The workspace mount gives the mcp-bridge container write access to the project directory on the VM's filesystem. I audited whether the VM could also git push to the remote repository — checking for SSH keys and credential helpers — and removed the credentials. The VM can read and modify files locally, but it cannot push to the remote repo. Any AI-generated changes have to go through a pull request like everything else.

Hardening checklist

In order of impact:

  1. Restrict /mcp-bridge/* to the client's static IP — eliminates the blast radius of a leaked token with no new infrastructure.
  2. Remove git push credentials from the VM — done; AI changes require a PR like everything else.
  3. Use two separate tokens — one for the chat UI, one for the remote client — so they can be revoked independently.
  4. Scope the client-facing MCP route to safe tool groups — no terminal_execute, no agents.
  5. Enable Caddy access logging — so you have an audit trail of every request that hits the bridge.
  6. Rotate the bearer token on a schedule — monthly at minimum, immediately if the client's machine is compromised.

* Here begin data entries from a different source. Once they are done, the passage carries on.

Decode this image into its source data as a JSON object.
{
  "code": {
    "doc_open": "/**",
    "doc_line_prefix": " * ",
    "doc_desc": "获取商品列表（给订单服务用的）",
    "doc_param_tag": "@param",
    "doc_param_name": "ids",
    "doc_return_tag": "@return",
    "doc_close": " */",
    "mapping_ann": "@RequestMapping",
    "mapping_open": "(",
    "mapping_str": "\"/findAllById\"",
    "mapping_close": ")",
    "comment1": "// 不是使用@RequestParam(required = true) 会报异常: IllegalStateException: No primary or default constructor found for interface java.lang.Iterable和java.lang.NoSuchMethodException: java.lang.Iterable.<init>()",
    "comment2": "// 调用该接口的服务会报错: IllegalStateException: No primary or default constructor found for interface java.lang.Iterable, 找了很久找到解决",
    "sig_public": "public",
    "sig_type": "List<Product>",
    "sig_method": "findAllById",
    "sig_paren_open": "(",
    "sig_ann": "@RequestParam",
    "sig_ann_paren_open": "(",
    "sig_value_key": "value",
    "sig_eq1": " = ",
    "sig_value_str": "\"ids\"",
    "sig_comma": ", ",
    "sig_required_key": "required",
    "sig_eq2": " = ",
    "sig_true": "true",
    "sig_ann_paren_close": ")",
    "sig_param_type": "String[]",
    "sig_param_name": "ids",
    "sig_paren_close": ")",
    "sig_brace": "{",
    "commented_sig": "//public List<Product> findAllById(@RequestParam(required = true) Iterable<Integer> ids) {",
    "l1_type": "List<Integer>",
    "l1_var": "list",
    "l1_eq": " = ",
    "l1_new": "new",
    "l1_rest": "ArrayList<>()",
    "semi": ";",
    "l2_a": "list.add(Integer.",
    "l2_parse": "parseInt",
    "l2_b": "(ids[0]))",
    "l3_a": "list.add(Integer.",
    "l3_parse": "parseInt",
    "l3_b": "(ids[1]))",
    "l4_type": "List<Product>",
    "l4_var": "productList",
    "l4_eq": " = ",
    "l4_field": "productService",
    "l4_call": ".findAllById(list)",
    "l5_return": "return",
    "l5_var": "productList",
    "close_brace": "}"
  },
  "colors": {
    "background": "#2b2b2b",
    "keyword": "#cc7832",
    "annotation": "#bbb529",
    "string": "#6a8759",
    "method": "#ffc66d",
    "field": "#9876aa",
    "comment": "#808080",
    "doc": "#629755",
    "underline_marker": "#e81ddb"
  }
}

The Things That Will Bite You

  1. npm install -g ruflo@latest won't generate the config file — go straight to Docker Compose.
  2. The Docker Compose file is at ruflo/ruflo/, not the repo root — check before running docker compose up.
  3. Models must be manually added to KNOWN_MODELS in mcp-bridge/index.js — they don't auto-discover.
  4. Stale export lines in ~/.bashrc silently override .env — run printenv | grep <key> before debugging API calls.
  5. The SvelteKit build bakes URLs at compile time — set .env.local before npm run build, not after.